Artistic licence
I recently saw the play On the upside-down of the world at Downstage Theatre in Wellington. Written by New Zealand playwright Arthur Meek and featuring Laurel Devenie in an impressive solo performance, it dramatises the life of Mary Ann Martin, an early English settler in New Zealand and wife of the country’s first chief justice, William Martin. It is based on her posthumously published book Our Maoris (1884).
The play charts Mary Ann Martin’s transformation from a genteel English lady conducting awkward, cringe-worthy conversions with Māori on her arrival in 1842 to a hard-working colonial who thrives in her new home. This transformation is represented by her changing attire. She begins fully dressed in hat and crinoline. The hat comes off first, followed by the crinoline, until she’s left wearing a simple, patched dress. Later in the play she wears a woollen rug lined with feather-like fabric in imitation of Māori.
She becomes fluent in the Māori language and gains great respect for the people and their customs. She rails against ignorant English visitors who denigrate the intelligence of Māori and bitterly opposes land laws and post-war confiscations which transfer the land to the hands of settlers, ever-growing in numbers.
Devenie’s performance is powerful and gripping, so we suffer with Mary as she sees control slipping from Māori and the tide turning towards war. We also share in her personal pain when she miscarries during a trip around the Rotorua area, ending her and her husband’s hopes for children.

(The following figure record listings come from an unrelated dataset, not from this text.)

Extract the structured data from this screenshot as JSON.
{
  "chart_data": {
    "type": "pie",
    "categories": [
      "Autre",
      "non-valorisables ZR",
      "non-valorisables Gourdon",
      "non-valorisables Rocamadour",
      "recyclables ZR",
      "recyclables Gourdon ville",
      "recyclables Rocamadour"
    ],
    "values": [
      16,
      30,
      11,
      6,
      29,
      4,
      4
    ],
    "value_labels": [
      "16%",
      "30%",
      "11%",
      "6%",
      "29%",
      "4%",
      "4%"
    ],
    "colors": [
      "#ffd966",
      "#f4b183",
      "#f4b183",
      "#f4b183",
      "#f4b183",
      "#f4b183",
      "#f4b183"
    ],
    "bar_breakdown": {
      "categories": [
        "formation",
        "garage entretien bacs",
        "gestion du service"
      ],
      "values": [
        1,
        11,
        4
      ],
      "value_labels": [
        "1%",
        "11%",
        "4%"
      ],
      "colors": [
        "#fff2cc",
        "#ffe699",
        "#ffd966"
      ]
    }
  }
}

The end for Mary is bitter – her husband is relieved from his post after complaining about the treatment of Māori, and her beloved Māori foster son, whom she called Sancho after a character in the novel Don Quixote, is killed during the land wars. She laments on receiving this news as she has heard Māori women do.
I was tremendously moved by this play and Mary Ann Martin’s story. But is it history? Well, not entirely.
I read Mary Ann Martin‘s Dictionary of New Zealand biography (DNZB) entry before going, so I’d have some notion of her life story. After the play ended and I recovered, I started to think about the gaps between the entry and the play.
The entry didn’t mention a foster son called Sancho and said that William Martin resigned from his post because of ill health, as does William Martin’s DNZB entry. I got Our Maoris out of the library and discovered that Sancho was actually a grown Māori man and seems to have been more like a servant. As my colleague Jock pointed out, religion was entirely absent from the play, yet the DNZB entries and Our Maoris make it quite clear that religion was a central concern in their lives.
Does this flexibility with the ‘facts’ really matter? In a blog post on the Auckland Theatre Company (ATC) website Arthur Meek is quoted as saying ‘It’s not a history play. It’s a play about who we are and how we’ve come to be like we are.’
I’m not sure what he means by that first sentence, because the play is about a real woman and is based on her writings. Perhaps it’s a way of saying that he’s employed some artistic licence with respect to historical facts. Many writers working with historical subjects do this – it’s a valid technique, but I think the audience needs to know it has been employed.
I’m not so sure that the play’s audience will realise this, unless they have prior knowledge of Mary Ann Martin’s life. A review on Kiwiblog says ‘the play is based on the actual history of that period,’ which suggests the reviewer thinks that everything in it is true.
The ATC has described the play thus: ‘suppressed for 150 years, ATC’s latest work uncovers the words of a woman who dared to challenge colonial injustice.’
This suggests some ‘truths’ have been uncovered, whereas it’s fair to say that some of them, as portrayed in the play, are in fact fictional.
I’m not sure we can really say that Mary Anne Martin ‘challenge(d) colonial justice’ – she was critical of colonial policy and deplored the land wars, but after going through Our Maoris, I have trouble seeing her as a radical crusader for justice. Her mission was to convert Māori from heathenism to Christianity and for me this complicates her character – Christianity was just another form of colonialism.
Despite my qualms about historical accuracy, I rate this play highly. I was transported back the mid-19th century New Zealand by the writing and Laurel Devenie’s performance. It’s on at Downstage until 10 September. If you are interested in New Zealand history (however it is portrayed!) and Māori-Pākehā relations, you really should go.